Credit: Angga Dwimas Sasongko/IFFR
by Travis DeShong Film

13 Bombs — Angga Dwimas Sasongko [IFFR ’24 Review]

February 2, 2024

Like many films gunning to establish an immediately serious tone, Angga Dwimas Sasongko’s 13 Bombs begins with sobering news reports. One newscaster outlines Indonesia’s slow economic growth, falling exports, and the Minister of Finance’s position that its people must frugally manage the downturn. As the radio plays, a mysterious man going by Arok cocks a gun and heads out for a mission. Another reporter references the president’s statements on the recession. She claims to desire protecting the public over the financial sector, but certainly doesn’t convince the security guard complaining to his partner about his ballooning mortgage. These two are about to be blown to hell as the mysterious man appears with an RPG. He and other militants gun down the remaining guards — the score during the mayhem heavily evoking Hans Zimmer’s theme for The Joker in The Dark Knight — and then blow open the armored truck so any nearby bystanders can stuff their pockets with the money inside. The local police contact the Indonesian Bureau of Counterterrorism; so begins a cat-and-mouse game to defeat the militants, who have twelve more bombs planted around the city. Oscar (Chicco Kurniawan) and William (Ardhito Pramono), two cryptocurrency exchange founders whom Arok involves in the conflict, along with William’s fiancée Agnes (Lutesha), are the final pieces on the board.

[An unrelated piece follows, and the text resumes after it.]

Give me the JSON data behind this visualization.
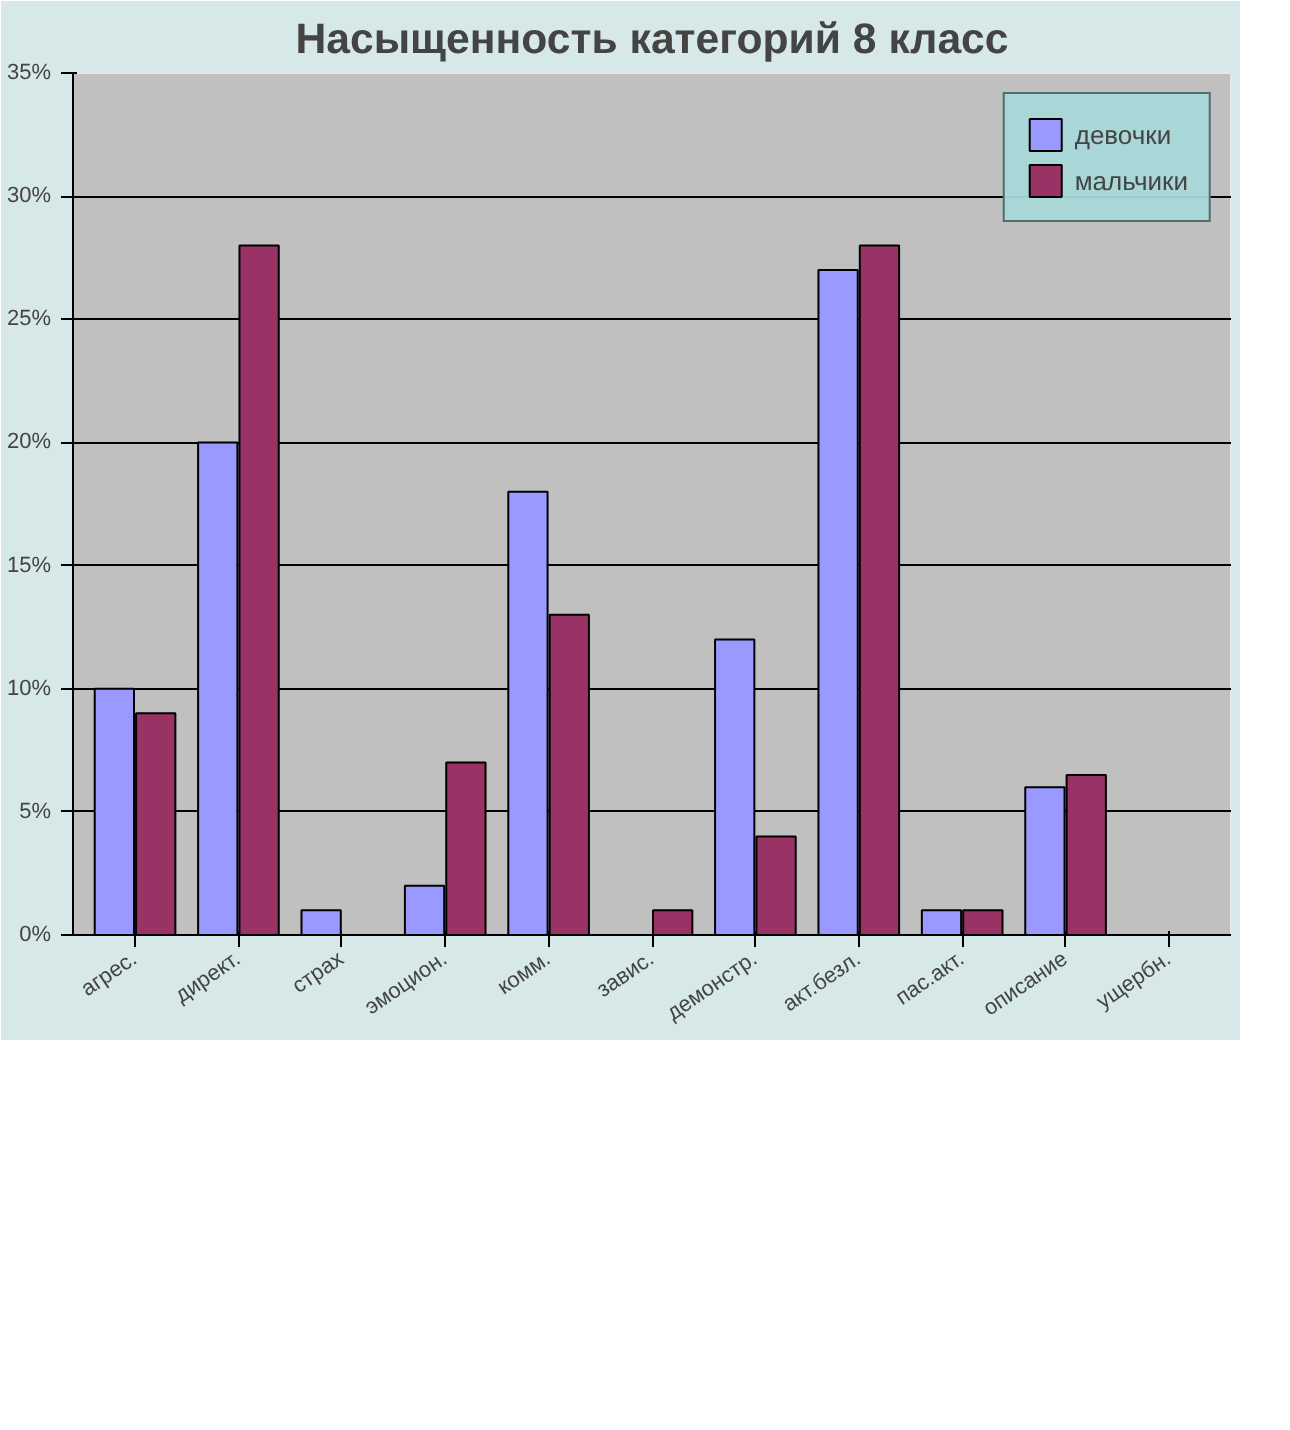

For a film packed with ideas, 13 Bombs is wholly lacking in subtlety. The film seems to expect the viewer to take it at face value. The dialogue, when not crippled by clunky exposition, occasionally veers into comically absurd territory as characters vocalize information that both they and the audience should instantly be able to apprehend (“Bitcoin. Stock exchange. This [conflict] must be related to the financial system.”) Not only does the uninspired score repeatedly insist on what it wishes for a viewer to feel during a scene, but it is also incessant; it plays for almost the entirety of the nearly two-and-a-half-hour runtime. The goal may have been to create a gripping audio landscape that engrosses the viewer, but the result is a repetitive, groan-inducing din that eats away at the film’s vitality. Perhaps, at least for this critic, it’s also a bit headache-inducing, as much as the consistently dizzying camera rolls that don’t produce the sort of unease they’re attempting. Other aspects — the range of solid-at-best to kind of shaky acting, the artificiality of the sets, the network drama-esque level of camerawork in the non-set piece scenes — aren’t truly issues, as they ultimately feel par for the course for a film of this ilk. Standout action and storytelling are what would elevate 13 Bombs.

The film sets out to balance the kinetic, stripped-down pyrotechnics of the low-budget DTV action film with a thoughtful exploration of the tensions between morality and ideology, the sources of extremism, and the necessity of economic revolution. The action — not including one particular duel at the climax — is serviceable, but so sauceless, so lacking in distinctive flair, that it’s not even that welcome of a treat when the bullets start flying. The biggest letdown, however, is the story’s unexpected shallowness, given the richer depths it nods to. Arok is driven by his personal loss and noble goals to commit terrible acts. The counterterrorism agency is ultimately a bureaucratic arm of the state, defending the status quo and the decency it currently supports. Oscar, William, and Agnes are stuck in the middle, fending for their lives and taking matters into their own hands. The young trio’s experiences could be said to represent one vision of the next generations’ ideal pathway to changing the future: leveraging extra-institutional energies while still respecting the structure and process of the powers that be. A shame, then, that in execution, this setup is reduced to a matchup between good guys and bad guys, with the bad guys all sharing the same tragic backstory template that comes off as lazy, while also flattening their humanity. 13 Bombs also utilizes the copout of making its villain needlessly bloodthirsty, solely to show that no matter how altruistic or revolutionary his aims may be, he has at core become (or always been) an antisocial, nihilistic monster and must be put down. This film has a narrative setup that calls attention to too many fascinating dynamics to be a film “best enjoyed with your brain powered off.” The problem is it never fleshes out these dynamics more fully or examines them more critically, instead opting for a by-the-numbers shoot-em-up template too noisy to be relegated to the background. Barely passable at best, 13 Bombs could have been a blast if it wasn’t so uninterested in what it truly had in its arsenal.


Published as part of IFFR 2024 — Dispatch 2.